Filistin sorunundaki bu
oportünizm karşısında Türkiye Başbakanı Tayyip Erdoğan Arap dünyasını en üst
perdeden azarlıyor. Hızını alamayıp Batı dünyasını ilkesizlikle, Haçlı Seferi
peşinde olmakla suçluyor. Ama tüm çığırtkanlığına karşın Erdoğan ilkesizlikte ikiyüzlülükte
Batı ülkelerinden, Arap dünyasından geri kalmıyor. Hemen her gün “İsrail soykırım yapıyor, döktüğü kanda
boğulacak” dese de Dışişleri Bakanlığı’nın internet sitesindeki bilgilere
göre Türkiye/İsrail ikili ticaret hacmi 5 milyar dolar dolayında. Başbakan
Erdoğan’ın oğlu Burak’ın ticaret gemilerinin İsrail limanlarında ne aradığına
ilişkin soru önergesi TBMM’de yanıt bulamıyor. İsrail’in en çok ticaret yaptığı
ülkeler listesinde Türkiye ilk 10’da yer alıyor. Irak Kürdistanı’nda çıkarılan petrolün
Türkiye üzerinden İsrail’e satıldığı da artık sır değil.
AKP Türkiye’si ile İsrail
arasındaki ekonomik ve ticari ilişkiler böylesine ballı kaymaklı olunca, Tayyip
Erdoğan’ın niçin en üst perdeden İsrail karşıtı söylem tutturduğu çok daha iyi
anlaşılıyor. Kendi itiraflarıdır.

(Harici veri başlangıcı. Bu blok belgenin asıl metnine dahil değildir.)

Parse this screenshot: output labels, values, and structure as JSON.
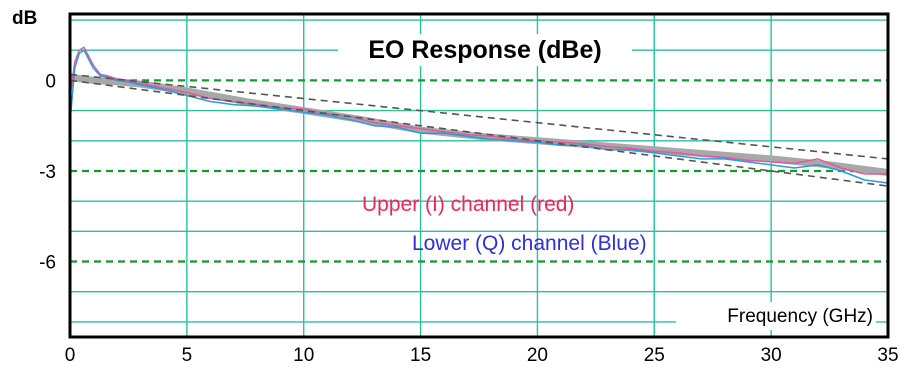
{
  "chart_data": {
    "type": "line",
    "title": "EO Response (dBe)",
    "ylabel": "dB",
    "xlabel": "Frequency (GHz)",
    "xlim": [
      0,
      35
    ],
    "ylim": [
      -8.5,
      2.2
    ],
    "x_ticks": [
      0,
      5,
      10,
      15,
      20,
      25,
      30,
      35
    ],
    "y_ticks": [
      0,
      -3,
      -6
    ],
    "y_tick_labels": [
      "0",
      "-3",
      "-6"
    ],
    "grid": true,
    "series": [
      {
        "name": "Upper (I)  channel (red)",
        "color": "#e05a9a",
        "x": [
          0,
          0.2,
          0.4,
          0.6,
          0.8,
          1.0,
          1.3,
          1.6,
          2.0,
          2.5,
          3,
          4,
          5,
          6,
          7,
          8,
          9,
          10,
          11,
          12,
          13,
          14,
          15,
          16,
          17,
          18,
          19,
          20,
          21,
          22,
          23,
          24,
          25,
          26,
          27,
          28,
          29,
          30,
          31,
          32,
          33,
          34,
          35
        ],
        "values": [
          -0.6,
          0.6,
          1.0,
          1.1,
          0.8,
          0.5,
          0.2,
          0.15,
          0.05,
          0.0,
          -0.1,
          -0.25,
          -0.4,
          -0.6,
          -0.7,
          -0.8,
          -0.9,
          -0.95,
          -1.1,
          -1.2,
          -1.4,
          -1.5,
          -1.6,
          -1.7,
          -1.8,
          -1.85,
          -1.95,
          -2.0,
          -2.05,
          -2.1,
          -2.2,
          -2.25,
          -2.35,
          -2.4,
          -2.5,
          -2.55,
          -2.65,
          -2.7,
          -2.75,
          -2.6,
          -2.9,
          -3.1,
          -3.1
        ]
      },
      {
        "name": "Lower  (Q) channel (Blue)",
        "color": "#2a9ae0",
        "x": [
          0,
          0.2,
          0.4,
          0.6,
          0.8,
          1.0,
          1.3,
          1.6,
          2.0,
          2.5,
          3,
          4,
          5,
          6,
          7,
          8,
          9,
          10,
          11,
          12,
          13,
          14,
          15,
          16,
          17,
          18,
          19,
          20,
          21,
          22,
          23,
          24,
          25,
          26,
          27,
          28,
          29,
          30,
          31,
          32,
          33,
          34,
          35
        ],
        "values": [
          -1.4,
          0.4,
          0.9,
          1.0,
          0.7,
          0.4,
          0.15,
          0.1,
          0.0,
          -0.05,
          -0.15,
          -0.3,
          -0.5,
          -0.7,
          -0.8,
          -0.85,
          -0.95,
          -1.05,
          -1.15,
          -1.3,
          -1.5,
          -1.55,
          -1.75,
          -1.75,
          -1.85,
          -1.95,
          -2.0,
          -2.05,
          -2.15,
          -2.15,
          -2.3,
          -2.3,
          -2.4,
          -2.5,
          -2.6,
          -2.6,
          -2.7,
          -2.8,
          -2.9,
          -2.8,
          -3.0,
          -3.3,
          -3.4
        ]
      },
      {
        "name": "",
        "color": "#a8a8a8",
        "x": [
          0,
          1,
          2,
          3,
          5,
          7.5,
          10,
          12.5,
          15,
          17.5,
          20,
          22.5,
          25,
          27.5,
          30,
          32.5,
          35
        ],
        "values": [
          0.1,
          0.0,
          -0.05,
          -0.12,
          -0.35,
          -0.7,
          -1.0,
          -1.3,
          -1.65,
          -1.85,
          -2.0,
          -2.15,
          -2.3,
          -2.45,
          -2.6,
          -2.8,
          -3.05
        ]
      },
      {
        "name": "",
        "color": "#555555",
        "x": [
          0,
          35
        ],
        "values": [
          0.2,
          -2.6
        ]
      },
      {
        "name": "",
        "color": "#555555",
        "x": [
          0,
          35
        ],
        "values": [
          0.0,
          -3.5
        ]
      }
    ],
    "annotations": [
      {
        "text": "Upper (I)  channel (red)",
        "color": "#e8295a"
      },
      {
        "text": "Lower  (Q) channel (Blue)",
        "color": "#2f2fd6"
      }
    ]
  }
}
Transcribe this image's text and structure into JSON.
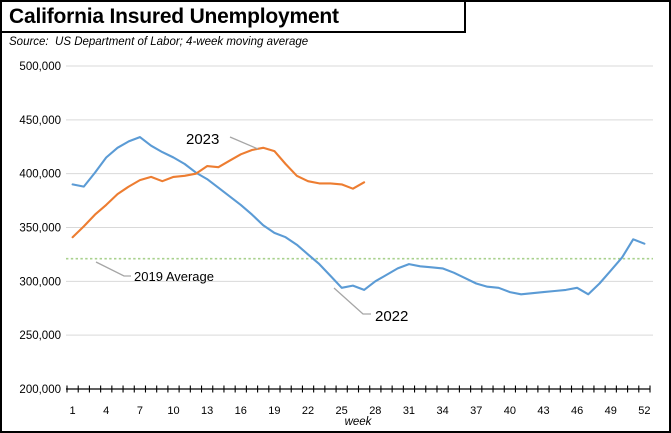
{
  "header": {
    "title": "California Insured Unemployment",
    "source_note": "Source:  US Department of Labor; 4-week moving average"
  },
  "chart_data": {
    "type": "line",
    "title": "California Insured Unemployment",
    "subtitle": "Source:  US Department of Labor; 4-week moving average",
    "grid": "horizontal",
    "legend_position": "inline-labels",
    "x_axis": {
      "title": "week",
      "min": 1,
      "max": 52,
      "tick_labels": [
        "1",
        "4",
        "7",
        "10",
        "13",
        "16",
        "19",
        "22",
        "25",
        "28",
        "31",
        "34",
        "37",
        "40",
        "43",
        "46",
        "49",
        "52"
      ]
    },
    "y_axis": {
      "min": 200000,
      "max": 500000,
      "tick_interval": 50000,
      "ticks": [
        {
          "label": "500,000",
          "value": 500000
        },
        {
          "label": "450,000",
          "value": 450000
        },
        {
          "label": "400,000",
          "value": 400000
        },
        {
          "label": "350,000",
          "value": 350000
        },
        {
          "label": "300,000",
          "value": 300000
        },
        {
          "label": "250,000",
          "value": 250000
        },
        {
          "label": "200,000",
          "value": 200000
        }
      ]
    },
    "reference_line": {
      "label": "2019 Average",
      "value": 321000,
      "color": "#A9D18E",
      "style": "dotted"
    },
    "series": [
      {
        "name": "2023",
        "color": "#ED7D31",
        "start_week": 1,
        "values": [
          341000,
          351000,
          362000,
          371000,
          381000,
          388000,
          394000,
          397000,
          393000,
          397000,
          398000,
          400000,
          407000,
          406000,
          412000,
          418000,
          422000,
          424000,
          421000,
          409000,
          398000,
          393000,
          391000,
          391000,
          390000,
          386000,
          392000
        ]
      },
      {
        "name": "2022",
        "color": "#5B9BD5",
        "start_week": 1,
        "values": [
          390000,
          388000,
          401000,
          415000,
          424000,
          430000,
          434000,
          426000,
          420000,
          415000,
          409000,
          401000,
          395000,
          387000,
          379000,
          371000,
          362000,
          352000,
          345000,
          341000,
          334000,
          325000,
          316000,
          305000,
          294000,
          296000,
          292000,
          300000,
          306000,
          312000,
          316000,
          314000,
          313000,
          312000,
          308000,
          303000,
          298000,
          295000,
          294000,
          290000,
          288000,
          289000,
          290000,
          291000,
          292000,
          294000,
          288000,
          298000,
          310000,
          322000,
          339000,
          335000
        ]
      }
    ],
    "colors": {
      "gridline": "#D9D9D9",
      "axis": "#000000",
      "leader_line": "#A6A6A6"
    }
  }
}
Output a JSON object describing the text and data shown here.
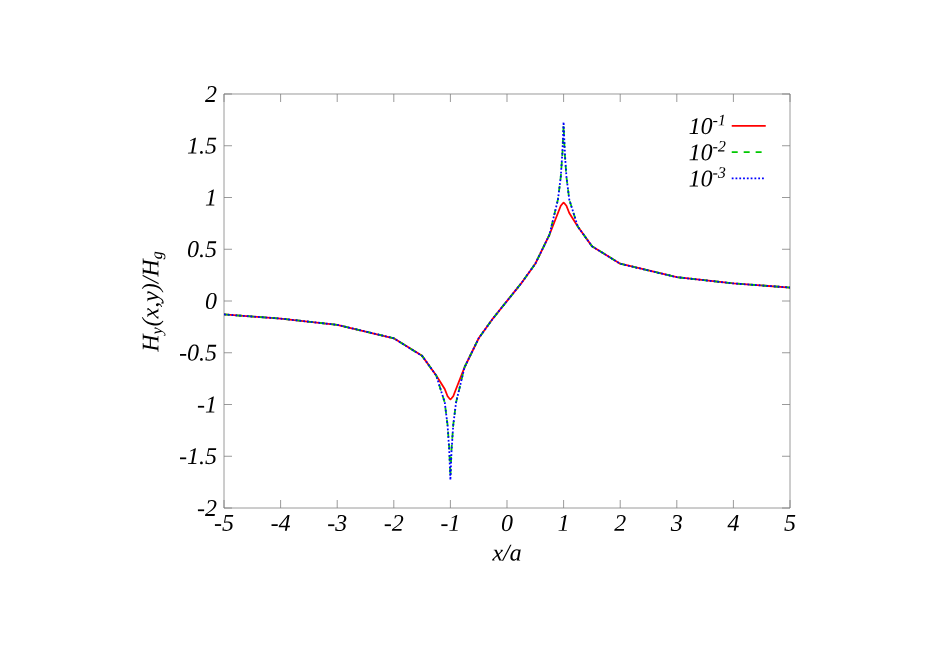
{
  "chart_data": {
    "type": "line",
    "xlabel": "x/a",
    "ylabel": "H$_{y}$(x,y)/H$_{g}$",
    "x": [
      -5,
      -4,
      -3,
      -2,
      -1.5,
      -1.25,
      -1.1,
      -1.05,
      -1.02,
      -1,
      -0.98,
      -0.95,
      -0.9,
      -0.75,
      -0.5,
      -0.25,
      0,
      0.25,
      0.5,
      0.75,
      0.9,
      0.95,
      0.98,
      1,
      1.02,
      1.05,
      1.1,
      1.25,
      1.5,
      2,
      3,
      4,
      5
    ],
    "series": [
      {
        "name": "10$^{-1}$",
        "color": "#ff0000",
        "line_style": "solid",
        "values": [
          -0.13,
          -0.17,
          -0.23,
          -0.36,
          -0.53,
          -0.72,
          -0.85,
          -0.92,
          -0.94,
          -0.95,
          -0.94,
          -0.92,
          -0.85,
          -0.64,
          -0.36,
          -0.17,
          0,
          0.17,
          0.36,
          0.64,
          0.85,
          0.92,
          0.94,
          0.95,
          0.94,
          0.92,
          0.85,
          0.72,
          0.53,
          0.36,
          0.23,
          0.17,
          0.13
        ]
      },
      {
        "name": "10$^{-2}$",
        "color": "#00c800",
        "line_style": "dashed",
        "values": [
          -0.13,
          -0.17,
          -0.23,
          -0.36,
          -0.53,
          -0.72,
          -0.98,
          -1.2,
          -1.43,
          -1.7,
          -1.43,
          -1.2,
          -0.98,
          -0.64,
          -0.36,
          -0.17,
          0,
          0.17,
          0.36,
          0.64,
          0.98,
          1.2,
          1.43,
          1.7,
          1.43,
          1.2,
          0.98,
          0.72,
          0.53,
          0.36,
          0.23,
          0.17,
          0.13
        ]
      },
      {
        "name": "10$^{-3}$",
        "color": "#0000ff",
        "line_style": "dotted",
        "values": [
          -0.13,
          -0.17,
          -0.23,
          -0.36,
          -0.53,
          -0.72,
          -0.98,
          -1.2,
          -1.45,
          -1.73,
          -1.45,
          -1.2,
          -0.98,
          -0.64,
          -0.36,
          -0.17,
          0,
          0.17,
          0.36,
          0.64,
          0.98,
          1.2,
          1.45,
          1.73,
          1.45,
          1.2,
          0.98,
          0.72,
          0.53,
          0.36,
          0.23,
          0.17,
          0.13
        ]
      }
    ],
    "xlim": [
      -5,
      5
    ],
    "ylim": [
      -2,
      2
    ],
    "xticks": [
      -5,
      -4,
      -3,
      -2,
      -1,
      0,
      1,
      2,
      3,
      4,
      5
    ],
    "yticks": [
      -2,
      -1.5,
      -1,
      -0.5,
      0,
      0.5,
      1,
      1.5,
      2
    ],
    "grid": false,
    "legend": "top right",
    "marker": "none"
  }
}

AKP
Sözcüsü Hüseyin Çelik, Tayip Erdoğan’ın İsrail karşıtı söylemini “milletin gazını almak” olarak
nitelendirmiş, “Başbakan’ın bu çıkışları
olmasa Türkiye’de antisemitizm daha çok artar” deyivermişti. (Milliyet, 14 Haziran 2010)
Sözün özü, Filistin’de yaşanan
insanlık trajedisi, İsrail bombalarıyla parçalanan çocuk bedenleri, Tayyip
Erdoğan’ın gözünde seçmenlerine yönelik propaganda ve ajtasyon için istismar
edeceği, sıradan bir mağduriyet olmaktan öte bir değer taşımıyor. Arap ve AKP
sermayedarları İsrail’le ticarette kasalarını doldururken olan Filistin
halkına oluyor. Bu iğrenç ticareti ve ikiyüzlülüğü alkışlama görevi de
Erdoğan’ın alnı secdeli seçmenlerine düşüyor.